I am now a PADI Master Scuba Diver Trainer, focused on educating and teaching women to learn to dive within Saudi.

What does PADI mean to you?

Passion, fun, education, life changing, Community, Adventure and Family.

 What does it mean to you to be a female diver?

To me, being a female diver, means the world. Becoming a diver in a conservative society, where all sports are only dominated by men, was a huge challenge for me. Many females reject this incredible sport because it involves men teaching them how to dive.

I built a female training group specifically to train and educate women about the importance of the sea and the environment. When you dive you see how many different types of creatures are living together in a uniquely balanced system. We must not spoil it. Diving gives me confidence and empowers my sense of responsibility towards the environment in general. I have trained many female divers, and there are more on the waiting list. They are happy to see a female instructor that teaches them about the importance of the sea and why we should dive.

What is your favourite dive site?

Shark & Yolanda Reef in Sharm El Sheikh, Egypt!

 What’s your dream dive?

A dive full of sharks in the Galapagos!!

 What are you plans for Women’s Dive Day this year?

This year we are planning a big Female diving event in Jeddah targeting divers and non-divers females. The purpose is to empower each diver, share the love and passion towards the ocean, spread environmental awareness and recruit potential new divers.

 What do you feel are the most important challenges and opportunities facing women in diving?
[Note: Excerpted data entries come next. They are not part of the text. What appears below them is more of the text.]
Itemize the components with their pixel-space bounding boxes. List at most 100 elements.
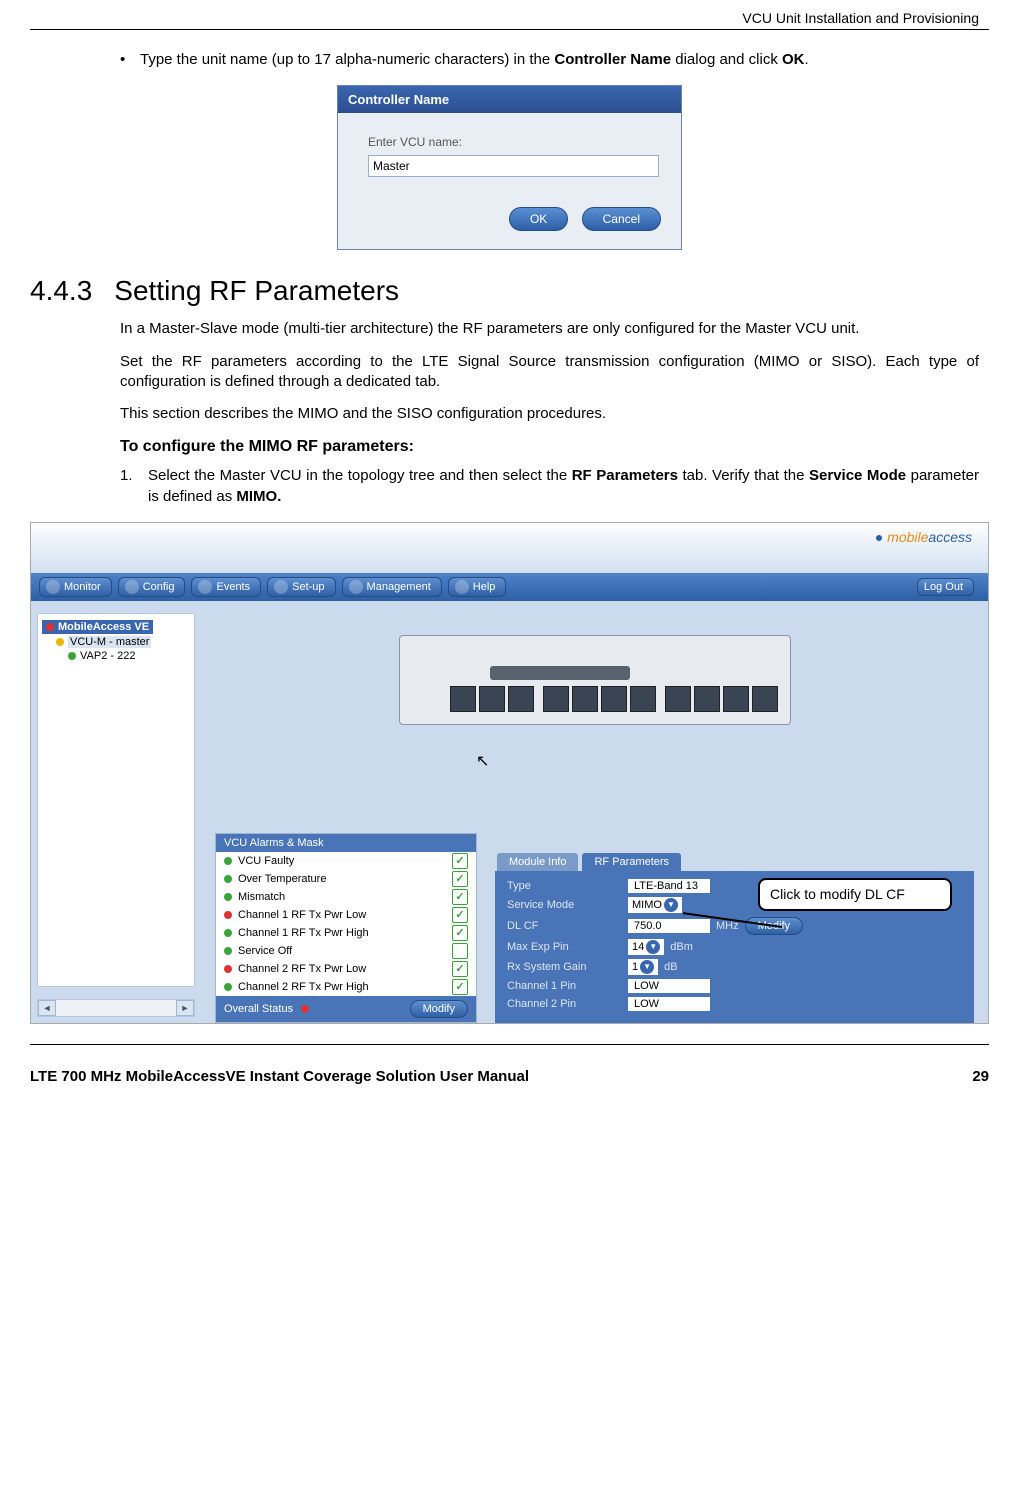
tree-root[interactable]: MobileAccess VE [42,620,153,634]
chevron-down-icon: ▼ [646,940,660,954]
alarm-name: Channel 2 RF Tx Pwr Low [238,963,446,975]
vcu-name-input[interactable] [368,155,659,177]
status-dot-icon [224,857,232,865]
cancel-button[interactable]: Cancel [582,207,661,231]
help-icon [455,580,469,594]
section-number: 4.4.3 [30,275,92,306]
section-title: Setting RF Parameters [114,275,399,306]
dialog-label: Enter VCU name: [368,135,661,149]
overall-status-bar: Overall Status Modify [216,996,476,1022]
config-icon [125,580,139,594]
alarm-name: Service Off [238,945,446,957]
setup-icon [274,580,288,594]
header-section: VCU Unit Installation and Provisioning [30,10,989,29]
status-dot-icon [224,965,232,973]
unit: dB [664,961,677,973]
alarm-row: Service Off ✓ [216,942,476,960]
service-mode-select[interactable]: MIMO▼ [628,897,682,913]
footer-manual: LTE 700 MHz MobileAccessVE Instant Cover… [30,1068,972,1085]
footer: LTE 700 MHz MobileAccessVE Instant Cover… [30,1065,989,1085]
tree-node-vcu[interactable]: VCU-M - master [42,636,190,648]
tab-rf-parameters[interactable]: RF Parameters [582,853,681,871]
alarm-row: Channel 2 RF Tx Pwr High✓ [216,978,476,996]
step-1: 1. Select the Master VCU in the topology… [120,466,979,507]
footer-rule [30,1044,989,1045]
sub-heading: To configure the MIMO RF parameters: [120,438,979,456]
alarm-row: VCU Faulty ✓ [216,852,476,870]
paragraph: This section describes the MIMO and the … [120,404,979,424]
alarm-name: VCU Faulty [238,855,446,867]
status-dot-icon [224,875,232,883]
controller-name-dialog: Controller Name Enter VCU name: OK Cance… [337,85,682,250]
label: Type [507,880,622,892]
status-dot-icon [224,911,232,919]
alarm-row: Channel 1 RF Tx Pwr Low✓ [216,906,476,924]
nav-setup[interactable]: Set-up [267,577,335,597]
nav-help[interactable]: Help [448,577,507,597]
section-heading: 4.4.3 Setting RF Parameters [30,275,989,307]
modify-button[interactable]: Modify [410,1000,468,1018]
status-dot-icon [68,652,76,660]
alarm-checkbox[interactable]: ✓ [452,907,468,923]
alarm-checkbox[interactable]: ✓ [452,853,468,869]
field-ch1-pin: LOW [628,979,710,993]
nav-events[interactable]: Events [191,577,261,597]
text: dialog and click [671,51,782,68]
max-exp-pin-select[interactable]: 14▼ [628,939,664,955]
paragraph: Set the RF parameters according to the L… [120,352,979,393]
topology-tree[interactable]: MobileAccess VE VCU-M - master VAP2 - 22… [37,613,195,987]
monitor-icon [46,580,60,594]
alarm-name: Over Temperature [238,873,446,885]
label: Channel 2 Pin [507,998,622,1010]
alarms-panel: VCU Alarms & Mask VCU Faulty✓Over Temper… [215,833,477,1023]
bullet-dot: • [120,50,140,70]
bullet-item: • Type the unit name (up to 17 alpha-num… [120,50,979,70]
dialog-title: Controller Name [338,86,681,113]
scrollbar[interactable]: ◄ ► [37,999,195,1017]
alarm-checkbox[interactable]: ✓ [452,961,468,977]
alarm-checkbox[interactable]: ✓ [452,871,468,887]
rx-gain-select[interactable]: 1▼ [628,959,658,975]
logo-text: access [928,529,972,545]
tree-node-vap[interactable]: VAP2 - 222 [42,650,190,662]
step-num: 1. [120,466,148,507]
logout-button[interactable]: Log Out [917,578,974,596]
text: . [805,51,809,68]
cursor-icon: ↖ [476,751,489,771]
alarm-checkbox[interactable]: ✓ [452,925,468,941]
status-dot-icon [224,983,232,991]
callout-box: Click to modify DL CF [758,878,952,911]
status-dot-icon [46,623,54,631]
nav-management[interactable]: Management [342,577,442,597]
nav-monitor[interactable]: Monitor [39,577,112,597]
app-screenshot: ● mobileaccess Monitor Config Events Set… [30,522,989,1024]
alarm-checkbox[interactable]: ✓ [452,943,468,959]
alarm-name: Mismatch [238,891,446,903]
ok-button[interactable]: OK [509,207,568,231]
nav-config[interactable]: Config [118,577,186,597]
alarm-row: Channel 1 RF Tx Pwr High✓ [216,924,476,942]
header-rule [30,29,989,30]
alarm-checkbox[interactable]: ✓ [452,979,468,995]
field-dl-cf[interactable]: 750.0 [628,919,710,933]
scroll-right-icon[interactable]: ► [176,1000,194,1016]
overall-label: Overall Status [224,1003,293,1015]
status-dot-icon [301,1005,309,1013]
alarm-checkbox[interactable]: ✓ [452,889,468,905]
field-type: LTE-Band 13 [628,879,710,893]
sidebar: MobileAccess VE VCU-M - master VAP2 - 22… [31,601,201,1023]
nav-bar: Monitor Config Events Set-up Management … [31,573,988,601]
text-bold: MIMO. [236,488,281,505]
scroll-left-icon[interactable]: ◄ [38,1000,56,1016]
device-rack-image [399,635,791,725]
chevron-down-icon: ▼ [640,960,654,974]
tab-module-info[interactable]: Module Info [497,853,578,871]
text: tab. Verify that the [678,467,809,484]
footer-page: 29 [972,1068,989,1085]
label: Rx System Gain [507,961,622,973]
paragraph: In a Master-Slave mode (multi-tier archi… [120,319,979,339]
text-bold: Controller Name [554,51,671,68]
status-dot-icon [56,638,64,646]
status-dot-icon [224,947,232,955]
text-bold: Service Mode [809,467,906,484]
Currently women are playing huge role in KSA Market which creates more opportunities than challenges. The Scuba diving sector is growing especially with the current woman empowerment. However, the major challenge is fear of the ocean, which we are working on by increasing awareness about the beauty of underwater world and sharing experiences with other females through word of mouth and social media.

 How can we get more women in the water and involved in the dive community?

I believe Diving is a meditation sport it can heal the souls, and many of our females diver’s community agree on that. Once you are underwater you disconnect from the busy world, by diving into the blue and connecting with nature. Females need to understand the magical and breath-taking experience that wasn’t easily available before.  With the growing number of empowered females who are looking for new adventures and activities, it’s our duty to take part of this change and motivate them to join the underwater world.

Diving can be anything a female wants it to be, it can be considered as: sport, fun, educational, adventurous, community or even meditational. Through these perspective we will be able to increase Female divers.

 Tips to women thinking about a career in diving?

Choosing a diving career means that you do what you love and love what you do! The more dives you make with different instructors and the more skills and experiences you gain. Women’s Dive Day is a good start to get more women signed up for something life changing. Sadly, many movies have shown the negative side of the sea, making sharks the ultimate enemy underwater. We must show the positive side of the sea to newbies so they can appreciate the underwater environment more.